Exhibition at Judith Anderson Gallery, Kereru Road, Maraekakaho

Ten years can be a long time in art and, since the late 19th century, each decade has stamped its own identity upon art history. Seen This Century exhibition, at Judith Anderson’s Maraekakaho gallery, surveys some of the artists who have emerged on the New Zealand art scene during the past decade.

The artists showing are drawn from Warwick Brown’s book on new New Zealand art, from which the show takes its name: “seen this century”. Their work makes an interesting comparison with the later 20th century artists covered in Brown’s two earlier books on New Zealand art. The shifts in style are not dramatic but they are real and they are discernible.

So what are these shifts that we can see? Well, there is a growing interest in how we see things rather than what we see. Materials and subject matter are treated more non-judgmentally with fewer barriers between “art” and “non-art”. Sometimes “good taste” as we perceive it is questioned, not that that is new. Were Goya’s etchings or Rembrandt’s “Flayed Ox” in good taste? Above all, it is more “international” in emphasis, with few of the regional concerns that we might have seen, say, in the work of Hotere or McCahon.

Some of the artists address the way we perceive art itself. Samantha Mitchell plays upon that perception, assaulting our “good taste” reflexes by employing images gleaned from tattooists and comics. These images are incongruously super-imposed on to a bizarrely coloured, “innocent child” face taken from comics or advertising. The sentimental slogans are subverted to question the values they purport to represent and they challenge the viewer to ponder on what they really mean.

It is interesting to compare Callum Arnold’s landscape with those from the Kelliher Prize era of the 1960s. The Kellihers are concerned purely with the objects shown — hills, trees and sky. But do we really see and recall things with such fixed, single view clarity? Arnold looks at how we see them as our eye scans and memory blurs one view into another. Arnold’s beautifully painted landscape is quite magical.

Matthew Couper is something of an artistic gannet as he scavenges an idiosyncratic range of subjects and art periods for his ideas. Rituals, including Christian and Masonic rituals, interest him … not so much, I suspect, for their ascribed meaning than as phenomena of human behaviour. This diversity of sources creates a guessing game for viewers. When are the sometimes strange combinations of images truly impulsive as in pure surrealism, and when is there a deliberate agenda to be deciphered by the viewer? Sometimes it may be the sheer fun of creating visual puns and conundrums or some serious social comment to which the text gives a clue. Couper is certainly one of the most original of this generation of artists.

Some of the artists draw on Modernist styles from the 20th century, reshaping them for their own purpose. “Total Invasion (Break Records)” by James Robinson is a good example as he reprises the energy of 1950s Abstract Expressionism. But, unlike the heroic exuberance of Pollock and de Kooning, Robinson’s seemingly random drips and spatterings evoke an apocalyptic landscape comprising things gone wrong or unwanted (like the skin off an old paint pot). There is even an apparently futile attempt with crude stitching to “put things right.” Unlike his 20th century progenitors, he includes graffiti-like text offering support to his agenda.
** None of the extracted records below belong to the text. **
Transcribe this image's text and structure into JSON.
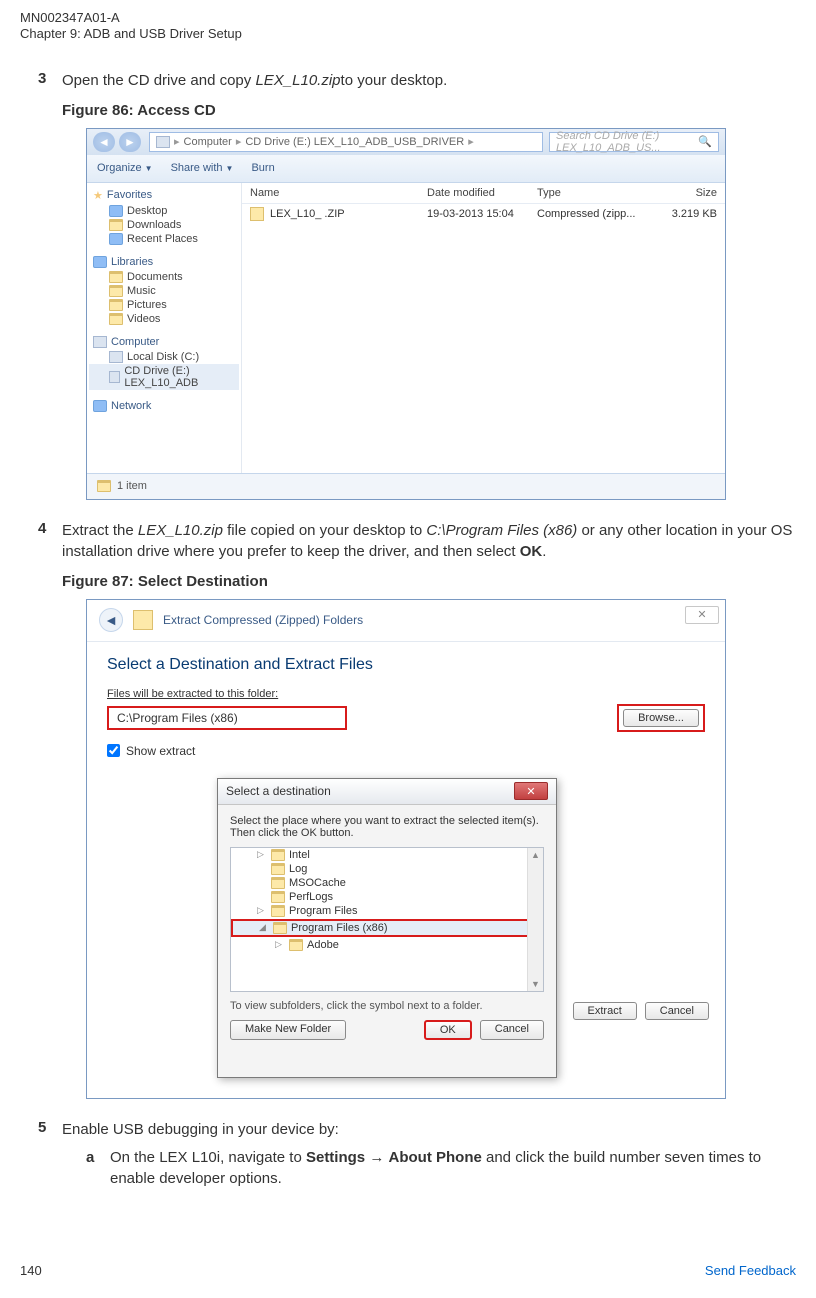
{
  "doc": {
    "id": "MN002347A01-A",
    "chapter": "Chapter 9:  ADB and USB Driver Setup",
    "page_number": "140",
    "feedback": "Send Feedback"
  },
  "steps": {
    "s3": {
      "num": "3",
      "text_pre": "Open the CD drive and copy ",
      "file": "LEX_L10.zip",
      "text_post": "to your desktop.",
      "figcap": "Figure 86: Access CD"
    },
    "s4": {
      "num": "4",
      "text_pre": "Extract the ",
      "file": "LEX_L10.zip",
      "text_mid1": " file copied on your desktop to ",
      "path": "C:\\Program Files (x86)",
      "text_mid2": " or any other location in your OS installation drive where you prefer to keep the driver, and then select ",
      "ok": "OK",
      "text_post": ".",
      "figcap": "Figure 87: Select Destination"
    },
    "s5": {
      "num": "5",
      "text": "Enable USB debugging in your device by:",
      "sa": {
        "num": "a",
        "pre": "On the LEX L10i, navigate to ",
        "settings": "Settings",
        "arrow": " → ",
        "about": "About Phone",
        "post": " and click the build number seven times to enable developer options."
      }
    }
  },
  "fig86": {
    "breadcrumb": {
      "root": "Computer",
      "p1": "CD Drive (E:) LEX_L10_ADB_USB_DRIVER"
    },
    "search_ph": "Search CD Drive (E:) LEX_L10_ADB_US...",
    "toolbar": {
      "organize": "Organize",
      "share": "Share with",
      "burn": "Burn"
    },
    "sidebar": {
      "favorites": "Favorites",
      "desktop": "Desktop",
      "downloads": "Downloads",
      "recent": "Recent Places",
      "libraries": "Libraries",
      "documents": "Documents",
      "music": "Music",
      "pictures": "Pictures",
      "videos": "Videos",
      "computer": "Computer",
      "localdisk": "Local Disk (C:)",
      "cddrive": "CD Drive (E:) LEX_L10_ADB",
      "network": "Network"
    },
    "cols": {
      "name": "Name",
      "date": "Date modified",
      "type": "Type",
      "size": "Size"
    },
    "row": {
      "name": "LEX_L10_ .ZIP",
      "date": "19-03-2013 15:04",
      "type": "Compressed (zipp...",
      "size": "3.219 KB"
    },
    "status": "1 item"
  },
  "fig87": {
    "title": "Extract Compressed (Zipped) Folders",
    "headline": "Select a Destination and Extract Files",
    "sublabel": "Files will be extracted to this folder:",
    "path": "C:\\Program Files (x86)",
    "browse": "Browse...",
    "showext": "Show extract",
    "extract": "Extract",
    "cancel": "Cancel",
    "inner": {
      "title": "Select a destination",
      "desc": "Select the place where you want to extract the selected item(s).  Then click the OK button.",
      "items": {
        "intel": "Intel",
        "log": "Log",
        "msocache": "MSOCache",
        "perflogs": "PerfLogs",
        "programfiles": "Program Files",
        "programfilesx86": "Program Files (x86)",
        "adobe": "Adobe"
      },
      "hint": "To view subfolders, click the symbol next to a folder.",
      "newfolder": "Make New Folder",
      "ok": "OK",
      "cancel": "Cancel"
    }
  }
}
Don’t be fooled by the apparent disorder in this work. Robinson has an acute sense of pictorial organisation, achieving a wonderfully taut composition with a deceptive delicacy of tone and colour.

Matthew Dowman also revisits Abstract Expressionism but in a much less aggressive way. Using a variety of methods to apply the paint, his work is a lovely orchestration of interesting colours and tones rather like an electronic circuit in poetic melt down.

The use of found objects in art is not new but Alexander Bartleet adds his own variation. He fills the picture space with a bewildering range of common items from hinges to cheap jewellery to give what Warwick Brown calls “the sense of a seething, energised mass.” Bartleet then alters their “realness” to “painterliness” by over-brushing paint and then rubbing back. The objects now look super-real but their original nature changes as they become harmonised parts of an abstract painting … like the paint dribbles in a Jackson Pollock.

For sheer playfulness it is hard to go past Miranda Parke’s work as she crumples and shapes a canvas covered in banal coloured squares into something sensuous and opulent as it blooms out of the wall in three dimensions.

For me, the most touching work in the show is “Big Head Woolly” by Kristin Hollis. It is simply a large drawing in charcoal and aquarelle of a sheep’s head. Somehow she makes it touching and tender with a dark sense of impending tragedy and all of this without a hint of mawkish sentiment. It is beautifully drawn and a terrific composition.

Warwick Brown’s book is valuable contribution to our knowledge of recent New Zealand art, but his selection of 100 new artists does stretch the bounds of quality at times. Some of this unevenness of quality carries over to this exhibition, but the greater part of it reflects a vibrant and refreshingly diverse art scene.

Seen This Century opens on 7th November and, for anyone seriously interested in contemporary art, this is essential viewing.